A scientific research team has reached the startling conclusion that the eradication of smallpox may have inadvertently fueled the spread of AIDS. Their explanation: The smallpox vaccine known as vacinnia appears to boost resistance to the HIV virus that causes AIDS, and the shelving of that vaccine as smallpox was stamped out may have kick-started the AIDS epidemic. Looking to the future, their work also suggests that the smallpox vaccine could provide some protection against HIV-AIDS, or slow the progression of the disease.

Consider the course of events. In 1959, a University of Washington medical geneticist named Dr. Arno Motulsky collected the first documented human blood sample containing the HIV (human immunodeficiency virus) during a trip to Africa. The HIV virus is now believed to have emerged in chimpanzees in about 1931, but not to have begun its rapid spread through the human population until the 1950s -- just as global health authorities were scaling back the use of smallpox vaccine as that disease was eradicated. HIV-AIDS subsequently became a global pandemic that to date has killed perhaps 25 million people worldwide, including at least 5,400 in Washington state.

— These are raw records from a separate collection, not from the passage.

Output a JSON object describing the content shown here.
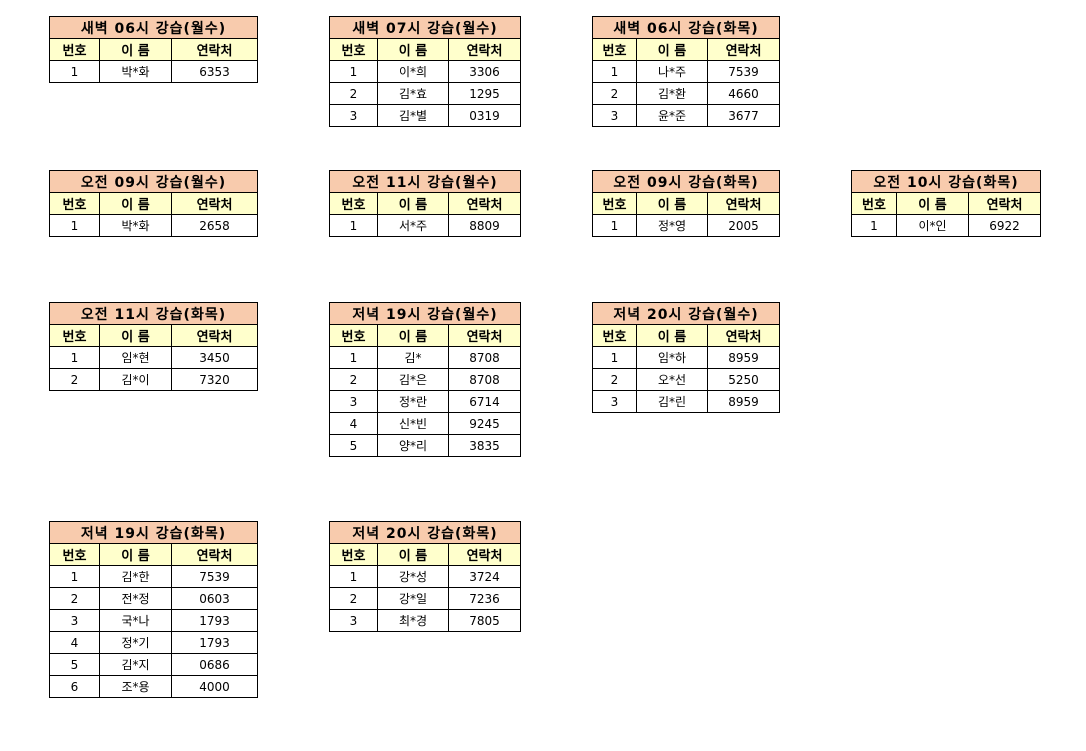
{
  "headers": {
    "num": "번호",
    "name": "이 름",
    "phone": "연락처"
  },
  "colors": {
    "title_bg": "#f8cbad",
    "header_bg": "#ffffcc"
  },
  "tables": [
    {
      "title": "새벽 06시 강습(월수)",
      "rows": [
        [
          "1",
          "박*화",
          "6353"
        ]
      ]
    },
    {
      "title": "새벽 07시 강습(월수)",
      "rows": [
        [
          "1",
          "이*희",
          "3306"
        ],
        [
          "2",
          "김*효",
          "1295"
        ],
        [
          "3",
          "김*별",
          "0319"
        ]
      ]
    },
    {
      "title": "새벽 06시 강습(화목)",
      "rows": [
        [
          "1",
          "나*주",
          "7539"
        ],
        [
          "2",
          "김*환",
          "4660"
        ],
        [
          "3",
          "윤*준",
          "3677"
        ]
      ]
    },
    {
      "title": "오전 09시 강습(월수)",
      "rows": [
        [
          "1",
          "박*화",
          "2658"
        ]
      ]
    },
    {
      "title": "오전 11시 강습(월수)",
      "rows": [
        [
          "1",
          "서*주",
          "8809"
        ]
      ]
    },
    {
      "title": "오전 09시 강습(화목)",
      "rows": [
        [
          "1",
          "정*영",
          "2005"
        ]
      ]
    },
    {
      "title": "오전 10시 강습(화목)",
      "rows": [
        [
          "1",
          "이*인",
          "6922"
        ]
      ]
    },
    {
      "title": "오전 11시 강습(화목)",
      "rows": [
        [
          "1",
          "임*현",
          "3450"
        ],
        [
          "2",
          "김*이",
          "7320"
        ]
      ]
    },
    {
      "title": "저녁 19시 강습(월수)",
      "rows": [
        [
          "1",
          "김*",
          "8708"
        ],
        [
          "2",
          "김*은",
          "8708"
        ],
        [
          "3",
          "정*란",
          "6714"
        ],
        [
          "4",
          "신*빈",
          "9245"
        ],
        [
          "5",
          "양*리",
          "3835"
        ]
      ]
    },
    {
      "title": "저녁 20시 강습(월수)",
      "rows": [
        [
          "1",
          "임*하",
          "8959"
        ],
        [
          "2",
          "오*선",
          "5250"
        ],
        [
          "3",
          "김*린",
          "8959"
        ]
      ]
    },
    {
      "title": "저녁 19시 강습(화목)",
      "rows": [
        [
          "1",
          "김*한",
          "7539"
        ],
        [
          "2",
          "전*정",
          "0603"
        ],
        [
          "3",
          "국*나",
          "1793"
        ],
        [
          "4",
          "정*기",
          "1793"
        ],
        [
          "5",
          "김*지",
          "0686"
        ],
        [
          "6",
          "조*용",
          "4000"
        ]
      ]
    },
    {
      "title": "저녁 20시 강습(화목)",
      "rows": [
        [
          "1",
          "강*성",
          "3724"
        ],
        [
          "2",
          "강*일",
          "7236"
        ],
        [
          "3",
          "최*경",
          "7805"
        ]
      ]
    }
  ]
}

Scientists have long struggled to understand the unusually rapid spread of AIDS, but have never found the usual explanations (endemic warfare, use of unsterilized needles and medical equipment, unprotected sex) completely satisfactory.

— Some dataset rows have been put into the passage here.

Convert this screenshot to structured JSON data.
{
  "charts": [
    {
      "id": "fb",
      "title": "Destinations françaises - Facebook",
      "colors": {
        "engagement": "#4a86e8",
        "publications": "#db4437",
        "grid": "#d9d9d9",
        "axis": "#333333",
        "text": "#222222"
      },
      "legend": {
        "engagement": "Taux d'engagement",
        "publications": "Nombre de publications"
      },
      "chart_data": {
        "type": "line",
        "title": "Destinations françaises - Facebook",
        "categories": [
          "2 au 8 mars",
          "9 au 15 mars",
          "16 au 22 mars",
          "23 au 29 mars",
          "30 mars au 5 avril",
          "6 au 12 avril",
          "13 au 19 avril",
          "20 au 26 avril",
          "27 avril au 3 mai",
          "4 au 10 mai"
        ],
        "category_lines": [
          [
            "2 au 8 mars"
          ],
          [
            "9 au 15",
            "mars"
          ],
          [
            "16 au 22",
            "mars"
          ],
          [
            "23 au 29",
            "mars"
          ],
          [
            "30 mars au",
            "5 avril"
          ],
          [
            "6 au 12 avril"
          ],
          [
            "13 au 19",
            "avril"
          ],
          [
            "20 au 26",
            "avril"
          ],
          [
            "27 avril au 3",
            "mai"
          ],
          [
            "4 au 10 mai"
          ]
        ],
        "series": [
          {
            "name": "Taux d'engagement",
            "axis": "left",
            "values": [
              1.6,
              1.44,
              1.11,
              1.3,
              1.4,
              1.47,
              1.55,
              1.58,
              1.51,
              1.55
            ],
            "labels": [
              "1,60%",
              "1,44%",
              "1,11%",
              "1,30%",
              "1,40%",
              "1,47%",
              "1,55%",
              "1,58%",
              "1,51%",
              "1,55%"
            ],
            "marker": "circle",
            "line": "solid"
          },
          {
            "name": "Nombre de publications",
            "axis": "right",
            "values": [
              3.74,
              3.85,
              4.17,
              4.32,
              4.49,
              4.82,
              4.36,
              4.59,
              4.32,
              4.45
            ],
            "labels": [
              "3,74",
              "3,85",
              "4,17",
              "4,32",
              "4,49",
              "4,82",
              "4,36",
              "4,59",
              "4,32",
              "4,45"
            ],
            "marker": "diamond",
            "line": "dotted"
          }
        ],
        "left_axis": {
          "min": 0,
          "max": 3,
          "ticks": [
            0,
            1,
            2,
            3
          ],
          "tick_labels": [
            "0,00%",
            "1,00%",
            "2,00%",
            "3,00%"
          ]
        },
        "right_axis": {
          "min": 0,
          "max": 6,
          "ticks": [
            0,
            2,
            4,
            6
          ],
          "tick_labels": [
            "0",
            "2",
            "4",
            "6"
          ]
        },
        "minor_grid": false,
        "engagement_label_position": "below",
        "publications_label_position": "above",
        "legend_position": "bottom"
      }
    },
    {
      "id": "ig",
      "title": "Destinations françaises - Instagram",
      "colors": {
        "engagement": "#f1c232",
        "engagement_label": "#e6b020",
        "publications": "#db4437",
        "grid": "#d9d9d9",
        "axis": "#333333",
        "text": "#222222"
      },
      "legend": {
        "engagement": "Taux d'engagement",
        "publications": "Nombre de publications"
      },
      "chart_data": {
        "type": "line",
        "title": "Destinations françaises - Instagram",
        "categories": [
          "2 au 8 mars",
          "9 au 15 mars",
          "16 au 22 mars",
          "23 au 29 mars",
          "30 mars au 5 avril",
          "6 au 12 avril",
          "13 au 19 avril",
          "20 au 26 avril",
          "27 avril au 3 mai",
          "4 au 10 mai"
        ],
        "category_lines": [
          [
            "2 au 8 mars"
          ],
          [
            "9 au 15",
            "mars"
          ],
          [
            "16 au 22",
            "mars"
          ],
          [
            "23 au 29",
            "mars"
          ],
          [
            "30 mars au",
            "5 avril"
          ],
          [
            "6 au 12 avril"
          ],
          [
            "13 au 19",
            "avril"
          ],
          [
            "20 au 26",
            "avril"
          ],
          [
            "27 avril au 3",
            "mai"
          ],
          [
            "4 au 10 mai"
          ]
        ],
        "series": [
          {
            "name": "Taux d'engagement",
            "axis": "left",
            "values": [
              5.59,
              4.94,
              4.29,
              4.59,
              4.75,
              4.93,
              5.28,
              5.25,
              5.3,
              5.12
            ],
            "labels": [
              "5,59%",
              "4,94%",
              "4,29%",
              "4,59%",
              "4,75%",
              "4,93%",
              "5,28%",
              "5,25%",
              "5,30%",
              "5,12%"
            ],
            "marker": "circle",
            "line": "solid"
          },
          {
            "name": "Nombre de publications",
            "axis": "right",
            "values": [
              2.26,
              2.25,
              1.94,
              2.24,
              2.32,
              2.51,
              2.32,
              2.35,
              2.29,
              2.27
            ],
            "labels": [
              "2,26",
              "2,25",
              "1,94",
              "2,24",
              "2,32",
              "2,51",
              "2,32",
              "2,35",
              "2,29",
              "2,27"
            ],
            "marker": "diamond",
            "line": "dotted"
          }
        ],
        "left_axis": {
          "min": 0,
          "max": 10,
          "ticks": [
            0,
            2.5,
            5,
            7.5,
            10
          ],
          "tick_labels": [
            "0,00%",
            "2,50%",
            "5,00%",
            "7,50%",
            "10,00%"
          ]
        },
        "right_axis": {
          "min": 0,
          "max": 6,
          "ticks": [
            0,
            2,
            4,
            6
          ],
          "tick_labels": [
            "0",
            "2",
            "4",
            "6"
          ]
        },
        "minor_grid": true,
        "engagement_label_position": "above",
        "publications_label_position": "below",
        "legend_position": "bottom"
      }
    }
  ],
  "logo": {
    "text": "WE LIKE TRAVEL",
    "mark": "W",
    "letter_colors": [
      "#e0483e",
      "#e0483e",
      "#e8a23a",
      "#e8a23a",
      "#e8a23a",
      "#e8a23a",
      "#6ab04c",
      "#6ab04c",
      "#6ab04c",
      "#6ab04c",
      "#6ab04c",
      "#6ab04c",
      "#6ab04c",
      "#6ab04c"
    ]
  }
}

Now, a new study headed by Dr. Raymond S. Weinstein of George Mason University (Weinstein is a 1980 graduate of the UW Medical School) has concluded, based on its initial research, that the smallpox vaccine conferred to those treated with it some resistance to HIV. The Weinstein study report says its findings, and those of a subsequent inquiry, "suggest that prior immunization with vaccinia virus might play a role in providing an individual with some degree of protection to subsequent HIV infection and/or disease progression. These results also provide some support to the hypothesis of a possible relationship between smallpox eradication and the still unexplained, sudden emergence of HIV-1. Further studies along these lines, involving larger groups of subjects are needed to substantiate our results and to fully elucidate the mechanism at work."

The study was published online by BMC Immunology.